AI/TLDR

Fooocus

Offline image generation that lets you focus on the prompt, not the settings

Overview

Fooocus is a free, offline, open-source app for generating images from text. It is built on the Stable Diffusion XL architecture and runs locally on your own machine. Like online tools such as Midjourney, it hides most of the technical settings so you can concentrate on writing prompts instead of tuning parameters.

It is aimed at people who want good-looking images without learning prompt engineering or sampler internals. The installation is short (the project keeps the clicks from download to first image under three), the minimum GPU requirement is 4GB of Nvidia VRAM, and the interface is a local Gradio web UI.

Within the image-generation space, Fooocus sits between bare model runners and heavy node-based tools like ComfyUI. The project is now in limited long-term support with bug fixes only and stays on SDXL; for newer models such as Flux the maintainers point to WebUI Forge or ComfyUI/SwarmUI.

What it does

  • Text-to-image with an offline GPT-2 based prompt processing engine, so short or very long prompts both produce usable results
  • Upscale and variation options (Vary Subtle/Strong, Upscale 1.5x/2x) to refine an input image
  • Inpaint and outpaint using Fooocus's own inpaint model, plus pan in any direction
  • Image Prompt and FaceSwap (via InsightFace) to guide generation from a reference image
  • Built-in styles and presets, including run_anime and run_realistic launchers and SDXL models from Civitai
  • Runs fully offline with a Gradio web UI and a 4GB minimum Nvidia GPU requirement

Getting started

On Windows you can use the prebuilt download; on Linux you clone the repo and run the entry script, which downloads the default models on first launch.

Windows: download and run

Download the prebuilt archive from the official GitHub release, uncompress it, and run run.bat. The first launch downloads the default models automatically.

Linux: clone and install (Anaconda)

Clone the repository, create the conda environment, and install the pinned requirements.

bashbash
git clone https://github.com/lllyasviel/Fooocus.git
cd Fooocus
conda env create -f environment.yaml
conda activate fooocus
pip install -r requirements_versions.txt

Launch Fooocus

Start the app with the entry script. It self-updates and opens the Gradio UI in your browser.
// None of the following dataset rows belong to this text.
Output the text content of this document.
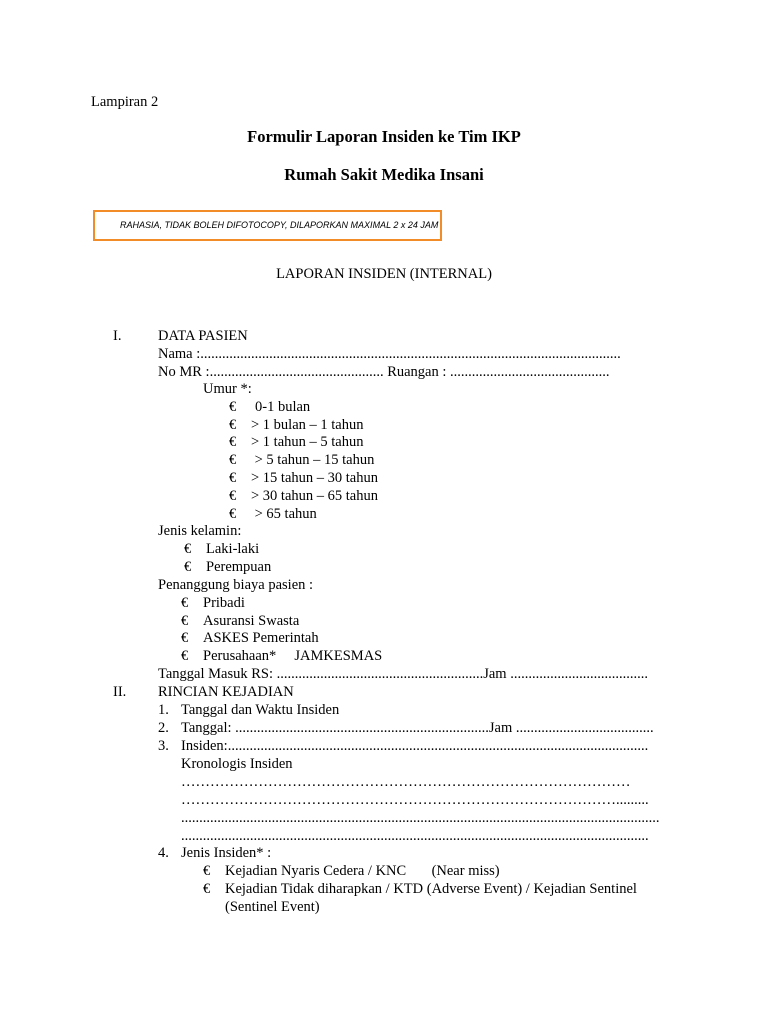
Lampiran 2
Formulir Laporan Insiden ke Tim IKP
Rumah Sakit Medika Insani
RAHASIA, TIDAK BOLEH DIFOTOCOPY, DILAPORKAN MAXIMAL 2 x 24 JAM
LAPORAN INSIDEN (INTERNAL)
I.	DATA PASIEN
Nama :....................................................................................................................
No MR :................................................ Ruangan : ............................................
Umur *:
€ 0-1 bulan
€ > 1 bulan – 1 tahun
€ > 1 tahun – 5 tahun
€ > 5 tahun – 15 tahun
€ > 15 tahun – 30 tahun
€ > 30 tahun – 65 tahun
€ > 65 tahun
Jenis kelamin:
€ Laki-laki
€ Perempuan
Penanggung biaya pasien :
€ Pribadi
€ Asuransi Swasta
€ ASKES Pemerintah
€ Perusahaan*     JAMKESMAS
Tanggal Masuk RS: .........................................................Jam ......................................
II. RINCIAN KEJADIAN
1. Tanggal dan Waktu Insiden
2. Tanggal: ......................................................................Jam ......................................
3. Insiden:....................................................................................................................
Kronologis Insiden
…………………………………………………………………………………
……………………………………………………………………………….........
....................................................................................................................................
.................................................................................................................................
4. Jenis Insiden* :
€ Kejadian Nyaris Cedera / KNC       (Near miss)
€ Kejadian Tidak diharapkan / KTD (Adverse Event) / Kejadian Sentinel
(Sentinel Event)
Use --preset anime or --preset realistic for the other model presets.

bashbash
python entry_with_update.py

Commands and code are distilled from the project's own documentation — always check the official repo for the latest.

When to use it

  • Generate images from a text prompt locally without paying for an online service or sharing your prompts
  • Edit an existing image by inpainting, outpainting, or upscaling it
  • Create anime or photo-realistic styles using the dedicated presets and SDXL models from Civitai
  • Run a face swap or image-guided generation from a reference photo

How Fooocus compares

Fooocus alongside other open-source image generation tools AI/TLDR tracks, ranked by GitHub stars.

ToolStarsWhat it does
Stable Diffusion web UI (AUTOMATIC1111)★ 164kA browser interface for running Stable Diffusion image generation locally with extensions and fine-grained controls.
ComfyUI★ 118kA node-based visual editor for building and running image and video generation pipelines like Stable Diffusion and FLUX locally.
Fooocus★ 50.4kOffline image generation that lets you focus on the prompt, not the settings
InvokeAI★ 27.5kA self-hosted creative tool and canvas for generating and editing images with open diffusion models.
Stability-AI generative-models★ 27.2kStability AI's official code for its Stable Diffusion family of image and video generation models.
FLUX★ 25.6kBlack Forest Labs' open-weight diffusion models and inference code for generating and editing images from text prompts.
Z-Image★ 11.6kAlibaba Tongyi's 6B-parameter open image model that produces photorealistic images quickly on a single GPU.
DALLE2-pytorch★ 11.3kAn open implementation of DALL-E 2 in PyTorch, with the CLIP encoder, diffusion prior, and cascading decoder you train to generate images from text.